929.1
Fighting Complacency and Retrogression: Reawakening Gender Equity Activism In New Zealand

Tuesday, July 15, 2014: 5:30 PM
Room: Booth 46
Oral Presentation
Judy MCGREGOR , Head of Social Scinces and Public Policy, Auckland University of Technology, Auckand, New Zealand
Fighting complacency and retrogression: reawakening gender equality activism.
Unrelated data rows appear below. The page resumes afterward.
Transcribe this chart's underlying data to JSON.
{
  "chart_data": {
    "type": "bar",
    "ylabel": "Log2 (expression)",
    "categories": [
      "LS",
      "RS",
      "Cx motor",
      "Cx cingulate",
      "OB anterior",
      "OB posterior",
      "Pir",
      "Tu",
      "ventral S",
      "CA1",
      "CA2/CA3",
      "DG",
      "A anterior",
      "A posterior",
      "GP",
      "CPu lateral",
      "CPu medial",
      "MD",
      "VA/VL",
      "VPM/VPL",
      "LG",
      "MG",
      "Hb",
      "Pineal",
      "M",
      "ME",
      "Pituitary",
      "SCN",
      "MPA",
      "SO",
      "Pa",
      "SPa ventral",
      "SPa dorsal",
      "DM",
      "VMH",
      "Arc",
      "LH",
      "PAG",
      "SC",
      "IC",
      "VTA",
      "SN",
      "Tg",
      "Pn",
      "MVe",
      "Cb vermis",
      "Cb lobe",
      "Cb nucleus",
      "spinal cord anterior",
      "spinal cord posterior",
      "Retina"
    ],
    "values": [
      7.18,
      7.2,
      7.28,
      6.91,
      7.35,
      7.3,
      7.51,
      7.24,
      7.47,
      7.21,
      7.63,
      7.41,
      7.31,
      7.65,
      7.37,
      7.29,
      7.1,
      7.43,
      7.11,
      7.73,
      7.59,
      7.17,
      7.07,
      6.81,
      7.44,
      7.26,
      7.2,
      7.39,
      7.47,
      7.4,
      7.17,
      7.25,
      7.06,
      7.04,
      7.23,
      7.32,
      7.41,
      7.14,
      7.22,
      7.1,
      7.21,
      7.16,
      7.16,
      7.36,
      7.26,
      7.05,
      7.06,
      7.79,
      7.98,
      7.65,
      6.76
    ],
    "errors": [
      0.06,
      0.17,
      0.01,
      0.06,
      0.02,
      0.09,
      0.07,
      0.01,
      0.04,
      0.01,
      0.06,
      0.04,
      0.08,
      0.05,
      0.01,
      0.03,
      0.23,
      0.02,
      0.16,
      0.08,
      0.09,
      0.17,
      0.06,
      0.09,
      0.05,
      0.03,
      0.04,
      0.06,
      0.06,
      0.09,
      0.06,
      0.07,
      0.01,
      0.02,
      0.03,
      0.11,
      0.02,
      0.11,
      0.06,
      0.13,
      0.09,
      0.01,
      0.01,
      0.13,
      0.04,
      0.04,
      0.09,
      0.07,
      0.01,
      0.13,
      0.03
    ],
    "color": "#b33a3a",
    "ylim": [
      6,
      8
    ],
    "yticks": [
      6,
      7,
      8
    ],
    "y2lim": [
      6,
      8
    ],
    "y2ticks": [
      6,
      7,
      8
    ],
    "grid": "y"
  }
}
New Zealand enjoys an impressive reputation for gender equality. It was the first self-governing nation to grant women's suffrage in 1893 and scores highly in international indexes such as the World Economic Forum's Global Gender Gap at sixth out of 135 countries. In recent political history women held the top four constitutional positions:Prime Minister, Governor General, Attorney-General and Chief Justice, for a short period of time. Yet as feminist academic Prue Hyman(2010) notes, New Zealand has moved from a relatively equal society to one of its most unequal in terms of earnings and income. The paper explores the recent mobilisation of feminist civil society and female-dominated trade unions who are beginning to collectively advocate and litigate on human rights  for women such as equal pay. They are using international human rights treaties, such as the Convention on the Elimination of All Forms of Discrimination Against Women (CEDAW), to harness their frustration, benchmark progress and hold the State party accountable for the implementation of women's human rights and their retrogression. The paper explores  and analyses the re-awakening of women's civil society activism around social and economic rights in a nation with a strong self-regard for its international reputation for gender equality. It uses data collected from New Zealand's seven periodic reports to the Committee on the Elimination of Discrimination Against Women in relation to Article 11 of  CEDAW relating to equal pay and assesses the State party's response to concluding observations and recommendations. It also reflects on the patterns of response of women's groups moving from complacency through frustration to mobilisation legally, politically and at the community level.